One of the great legacies of political leaders is visionary language - that is why, for example, John and Bobby Kennedy both still live, they can still inspire. A confident, competitive, compassionate Scotland was, and is, an ambition worth working for. Although his successor, Jack McConnell, has so far eschewed setting out his vision for Scotland, there are detectable echoes of McLeish, particularly on the theme of confidence. That is as it should be - for surely the automatic, Scottish cultural cringe is the one thing we would all like to see driven from our land. In the end, though, what you have done matters as much as what you said. Most political careers end in failure, said Enoch Powell (and later illustrated his own point spectacularly).
Yet there can be successes, and these are normally either institutional or legislative. Henry McLeish succeeded in both areas. He it was who took the Devolution Bill through the Westminster legislative process, tackling hostile opposition, effectively prosecuting the case for change, negotiating increased powers for the Scottish Executive (notably in the field of rail transport). He also led the CSG in its critical work of designing a new institution and ways of working which would embody the ‘new politics’ Scotland so badly wanted. The robustness of the parliament is in no doubt today - having taken in its stride the loss of two First Ministers, and having shown, however sporadically, that it can assert its autonomy from the Executive. There is little doubt that in its next term the committee system will start to use more fully the powers and procedures designed for it.

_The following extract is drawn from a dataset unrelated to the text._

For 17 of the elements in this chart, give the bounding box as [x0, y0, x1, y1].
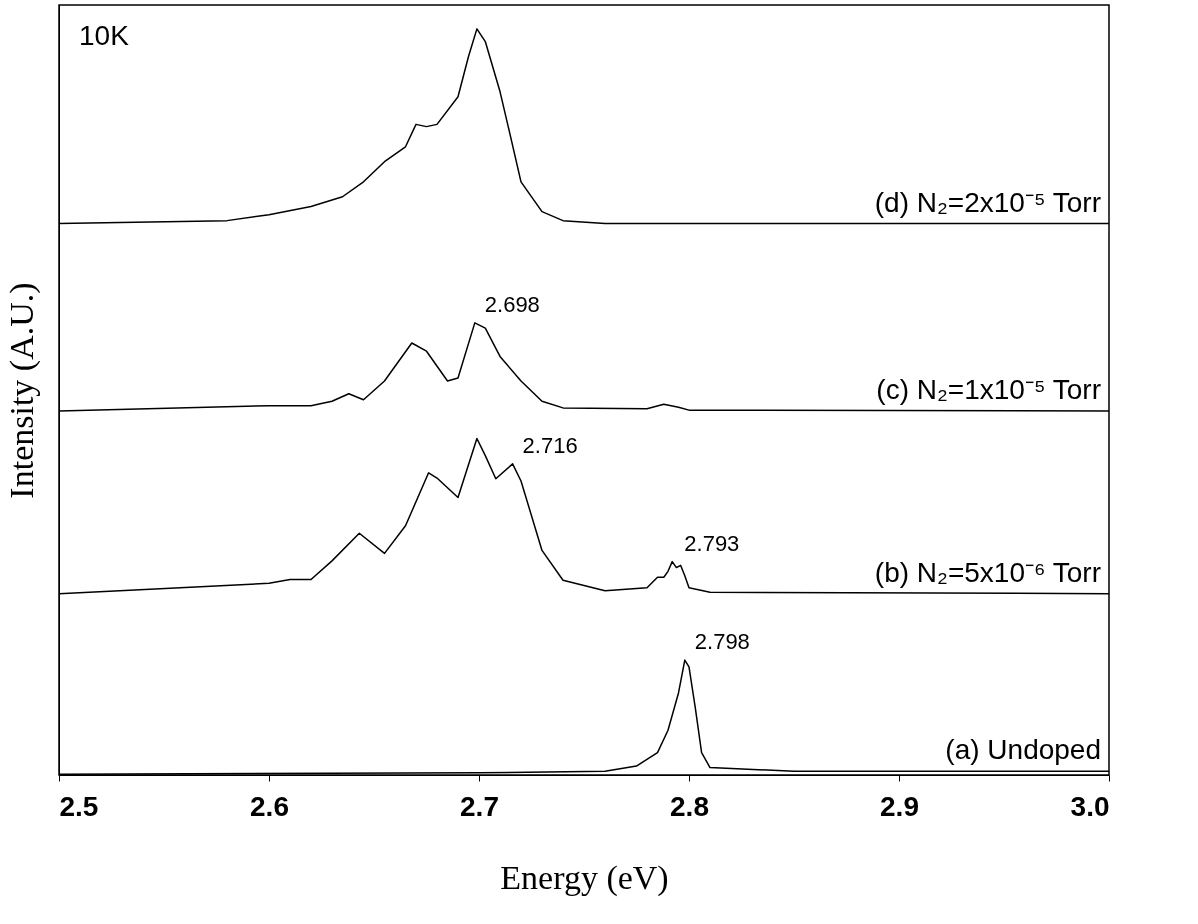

However, McLeish’s lasting impact on Scotland will be the introduction of free personal care. This policy, more than any other, justifies devolution. A distinctively different policy solution for a crying injustice. There was no intellectually coherent, or clinical, distinction between the ‘nursing’ care needed by terminal cancer patients and the ‘personal’ care needed by failing elders. Charging the latter was unfair and socially indefensible. That distinction is no longer made in Scotland and hundreds and thousands of Scots and their families owe a debt to Henry McLeish for forcing that policy change through. There is no doubt that without him it would not have happened.

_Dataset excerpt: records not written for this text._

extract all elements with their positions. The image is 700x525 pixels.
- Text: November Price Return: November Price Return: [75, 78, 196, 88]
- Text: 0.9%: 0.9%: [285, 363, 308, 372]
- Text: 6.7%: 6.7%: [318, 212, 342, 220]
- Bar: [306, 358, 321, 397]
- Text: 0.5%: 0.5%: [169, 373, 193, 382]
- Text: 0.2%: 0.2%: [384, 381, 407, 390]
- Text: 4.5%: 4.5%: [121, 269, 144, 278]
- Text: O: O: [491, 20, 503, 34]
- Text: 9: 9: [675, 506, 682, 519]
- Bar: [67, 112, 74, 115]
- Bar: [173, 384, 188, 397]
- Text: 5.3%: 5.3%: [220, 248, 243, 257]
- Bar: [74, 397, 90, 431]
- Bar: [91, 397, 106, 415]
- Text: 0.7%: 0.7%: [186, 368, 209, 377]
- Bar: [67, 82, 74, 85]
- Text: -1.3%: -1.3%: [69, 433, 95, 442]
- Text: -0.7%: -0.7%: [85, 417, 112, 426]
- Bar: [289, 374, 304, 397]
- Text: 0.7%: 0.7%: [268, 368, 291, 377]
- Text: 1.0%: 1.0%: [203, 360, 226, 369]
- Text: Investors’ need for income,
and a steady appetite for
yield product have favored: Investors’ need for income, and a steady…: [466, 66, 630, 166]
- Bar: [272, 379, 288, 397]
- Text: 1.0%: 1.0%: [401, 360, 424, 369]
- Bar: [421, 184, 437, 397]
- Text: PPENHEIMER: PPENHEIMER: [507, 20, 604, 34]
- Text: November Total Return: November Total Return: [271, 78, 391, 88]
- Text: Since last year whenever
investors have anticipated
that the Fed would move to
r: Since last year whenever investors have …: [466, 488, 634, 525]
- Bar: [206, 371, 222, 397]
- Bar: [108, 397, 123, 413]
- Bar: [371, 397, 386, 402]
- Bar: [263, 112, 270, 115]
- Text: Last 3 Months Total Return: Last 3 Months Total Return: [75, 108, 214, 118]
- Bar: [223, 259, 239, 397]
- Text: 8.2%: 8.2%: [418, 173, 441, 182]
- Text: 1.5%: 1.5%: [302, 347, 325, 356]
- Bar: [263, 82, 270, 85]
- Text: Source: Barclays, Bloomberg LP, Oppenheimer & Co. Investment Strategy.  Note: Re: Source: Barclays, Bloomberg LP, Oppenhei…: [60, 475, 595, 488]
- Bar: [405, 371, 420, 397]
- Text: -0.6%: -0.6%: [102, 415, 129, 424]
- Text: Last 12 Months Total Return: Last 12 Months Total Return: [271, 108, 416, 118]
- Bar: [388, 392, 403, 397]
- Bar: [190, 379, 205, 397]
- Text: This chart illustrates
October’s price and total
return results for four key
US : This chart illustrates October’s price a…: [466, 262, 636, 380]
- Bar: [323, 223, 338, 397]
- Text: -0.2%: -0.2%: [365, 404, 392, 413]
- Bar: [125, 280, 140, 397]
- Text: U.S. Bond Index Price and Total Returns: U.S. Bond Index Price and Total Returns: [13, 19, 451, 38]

Time will balance McLeish’s large achievements against his much smaller failings. He will always know that he was one of a handful of Scottish Labour politicians who have made a tangible difference. The loss to our body politic is that an experienced parliamentarian - 10 years on the opposition front bench in Westminster, four years in ministerial positions north and south of the Border - is being lost to the Scottish parliament. We desperately need age, experience and character on the backbenches of our parliament. We seem unable to value it or to keep it. McLeish’s loss is our loss too.